We anticipate that a reduction in the US rig count will, given the rapid decline rates of unconventional wells, be a key mechanism by which excess oil supply is eroded and should help bring upward momentum back to the oil price,” the report concludes.

The research firm also says that oil price downturn will have significant impact on North American land rig market in 2015 with international market more resilient.

The recent oil price downturn is expected to have a significant impact on the global land rig market in 2015, as operators announce planned cuts to expenditure. Following a 24 per cent rise over the 2010-2014 period, the number of active drilling rigs is expected to fall 12 per cent in 2015.

High capex offshore projects typically are exposed to oil price movements

The North American market, which is particularly susceptible to fluctuations in commodity prices, is expected to see the largest impact, with the active drilling rig fleet forecast to decline by 29 per cent. Notably, Apache Corporation has announced plans to cut spending on its North American assets by 26 per cent in 2015. In comparison, the impact of the oil price downturn on the international market is expected to be less severe.

Opec’s decision in November 2014 not to cut production indicates that drilling activity in the key Gulf producing states, and subsequently demand for land rigs, is unlikely to be affected in the near-term by the low oil price environment. In contrast, Russia’s economy is heavily reliant on oil exports, and the recent economic sanctions imposed are expected to contribute to a further decline in drilling activity in 2015, causing the number of active drilling rigs to stagnate.

In Latin America, the oil price downturn has placed increased financial pressure on Brazil’s Petrobras. Venezuela has a high breakeven price and has also been significantly impacted. Douglas-Westwood is forecasting a decline of 4 per cent in the Latin American active rig fleet in 2015.
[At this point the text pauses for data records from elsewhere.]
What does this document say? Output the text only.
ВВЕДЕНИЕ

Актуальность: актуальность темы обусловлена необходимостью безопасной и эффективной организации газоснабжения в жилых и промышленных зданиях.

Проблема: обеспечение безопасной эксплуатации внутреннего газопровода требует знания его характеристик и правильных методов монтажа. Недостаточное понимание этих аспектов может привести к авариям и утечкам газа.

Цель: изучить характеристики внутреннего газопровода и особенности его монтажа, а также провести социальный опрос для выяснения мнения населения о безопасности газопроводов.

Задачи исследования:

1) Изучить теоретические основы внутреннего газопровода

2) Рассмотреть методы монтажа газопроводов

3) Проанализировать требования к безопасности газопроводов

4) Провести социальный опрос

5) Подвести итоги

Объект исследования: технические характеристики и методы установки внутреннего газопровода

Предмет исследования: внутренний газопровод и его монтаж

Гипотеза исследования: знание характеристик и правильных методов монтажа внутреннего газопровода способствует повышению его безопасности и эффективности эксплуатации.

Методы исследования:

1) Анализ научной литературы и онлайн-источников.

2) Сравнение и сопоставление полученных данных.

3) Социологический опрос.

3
Post-2015, the outlook for the market is more positive, with the global active rig fleet forecast to increase by 20 per cent over the next five years as drilling activity increases, reaching just under 6,100 units in 2019. However, there remains uncertainty within the market, and demand for high HP rigs is likely to be affected if high Capex unconventional projects become uneconomic.

Companies in the deepwater drilling market have lost more than half of their value over the last year; Transocean, Seadrill, Ensco and Diamond are currently priced 56 per cent lower on average compared to January 2014 in line with the decrease in oil prices. While these sharp falls in share prices reflect similar trends across the oil and gas industry, the number of active ultra-deep water rigs have remained high with 171 units contracted versus 175 units last January.

Day rates have also increased slightly from an average of $470,000 to $485,465, though this is largely a result of contracts signed before the fall in oil prices.

Concerns about drilling contractors’ backlogs and their ability to put their most expensive assets to use are well founded with operators announcing decreases in capital expenditure. However, based on Douglas-Westwood’s offshore drilling forecast, there are still plenty of wells to be drilled if the 2015 oil prices average between $50-70 bbl.

Total wells drilled could be expected to increase by 17 per cent by 2020 with deepwater wells growing at 32 per cent, despite the current price environment.

A fundamental issue is not only a lack of demand, but one of the industry’s own making. The recent build cycle has resulted in a sharp growth in supply that will need time to be absorbed by expected long-term growth in demand.

Like other subsectors of the offshore marine industry such as offshore vessels and production assets, supply not just demand will determine the future direction of the offshore drilling market.